And whenever he's there, he will meet local bigwigs and he'll meet other Confederate veterans, other officers like him who don't like what's happened to the South.
And they will set up, after he's left, other paramilitary groups like the Klan to defend the South against the horrors of radical reconstruction.
And I think I get the impression that a lot of the people who end up becoming
Grand dragons and grand titans of the southern clan are ex-drinking buddies, war comrades and whatnot of Nathan Bedford Forrest, who he's visited in his life insurance duties and then inspired them to set up their own clans.
Right, exactly.
But actually, I think the biggest influence in spreading the Klan is actually just the newspapers, Southern Democratic newspapers.
So they are regularly reporting by 1868, the Klan's activities in Tennessee.
And they're basically saying, you know, in Tennessee, there's this group called the Klan and hurrah for them.
They are fighting back against the tyrannical imposition of black rule by the Republican Party.
So this is the Richmond, Virginia Inquirer and Examiner in March 1868.
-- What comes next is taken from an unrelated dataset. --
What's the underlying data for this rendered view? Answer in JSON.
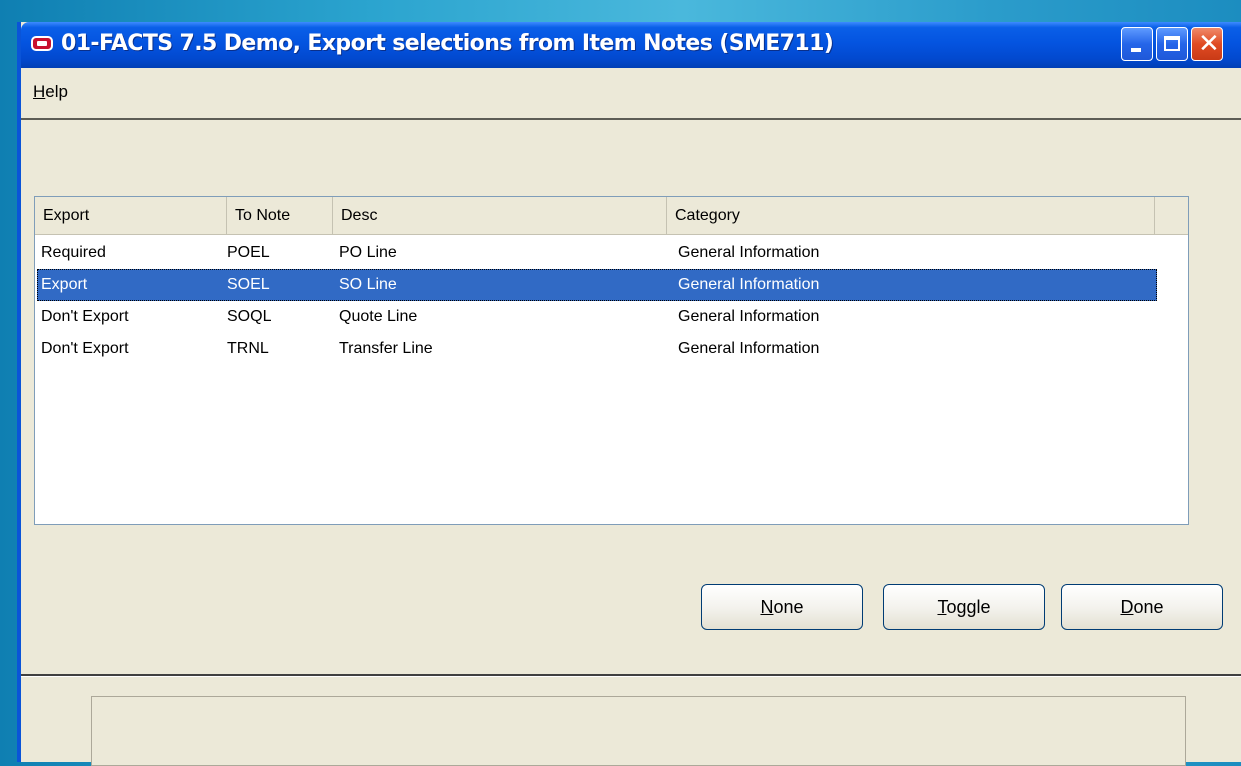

It said that the clan was behind its mask was a purpose as resolute, noble and heroic as that which Brutus concealed beneath his mask of well-dissembled idiocy.
Is that fair to Brutus?
Oh, against talking the proud.
Yes.
And the funny thing is that they don't think they're the conspirators.
They think the conspiracy is somebody else.
Because as this Richmond newspaper says, the conspiracy is a secret Negro conspiracy, which has faced objects, the establishment of Negro domination.
This is the kind of language they use all the time, by the way.